Os esforços da Dinamarca para não receber refugiados e repelir migrantes que ali queiram procurar asilo continuam. A mais recente lei que o Governo do país quer aprovar visa impedir os refugiados que cheguem a território dinamarquês de trazer objetos valiosos - numa versão inicial, apresentada pelo ministro da Justiça, “sacos de diamantes”; agora, sabe-se que as jóias em geral podem inserir-se nesta categoria.

Se a nova lei for aprovada, as autoridades dinamarquesas passarão a confiscar esses objetos a quem chegar com o estatuto de refugiado. O Ministério da Integração, citado pelo jornal “The Washington Post”, explica que “a nova regra vai ser aplicada apenas a objetos de valor considerável”, sem concretizar, no entanto, qual será o valor em causa. A mesma fonte adianta ainda que os migrantes “poderão ficar com bens necessários para manter um nível de vida médio, como relógios e telemóveis (…) e com bens que tenham um significado sentimental, a não ser que sejam de um valor considerável”.

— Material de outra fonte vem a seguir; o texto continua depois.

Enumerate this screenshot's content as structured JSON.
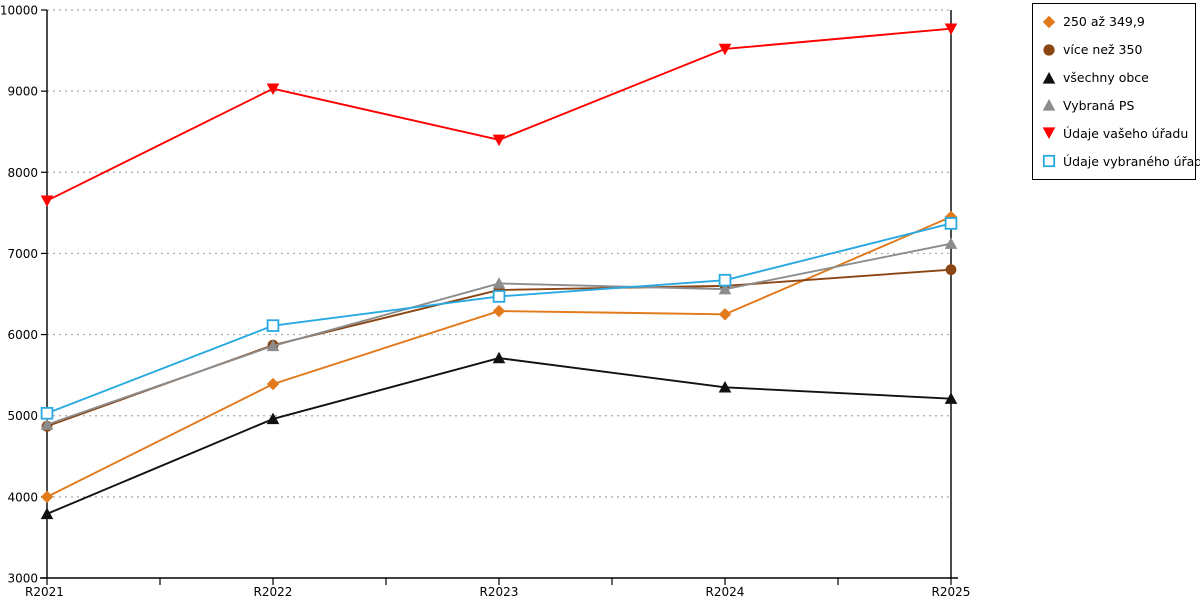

A porta-voz daquele ministério, Mia Tang, detalha ao mesmo jornal que “a proposta de lei apresentada a 10 de dezembro permite às autoridades dinamarquesas revistarem roupas e bagagem de quem quer asilo (…), para encontrar bens que possam cobrir as suas despesas”.

A nova lei será retroativa, uma vez que vai afetar tanto refugiados que cheguem a partir da sua aprovação como migrantes que já se encontrem no país. A ser aprovada - uma hipótese provável -, a medida entrará em vigor em fevereiro do próximo ano.

“Não venham para a Dinamarca”

As leis que vigoram atualmente já estabelecem que os refugiados com bens materiais suficientes devem ser responsabilizados pelas despesas relativas às suas estadas na Dinamarca. Tang sublinha que “o objetivo é que os refugiados possam passar a ser cidadãos independentes e participativos”, recordando que os refugiados a quem tenha sido concedido o visto de residência “podem usufruir da educação gratuita na Dinamarca e do sistema de saúde ao mesmo nível que todos os outros ciddãos dinamarqueses”.

Esta não é a primeira vez que a Dinamarca impõe restrições à chegada dos refugiados. Nos últimos meses, além de o Governo ter reduzido para metade os benefícios sociais a que estes migrantes têm direito e recusado a quota inicialmente decidida pela União Europeia, as autoridades publicaram um anúncio num jornal libanês em que resumem a mensagem de uma forma concisa e esclarecedora: “Não venham para a Dinamarca”.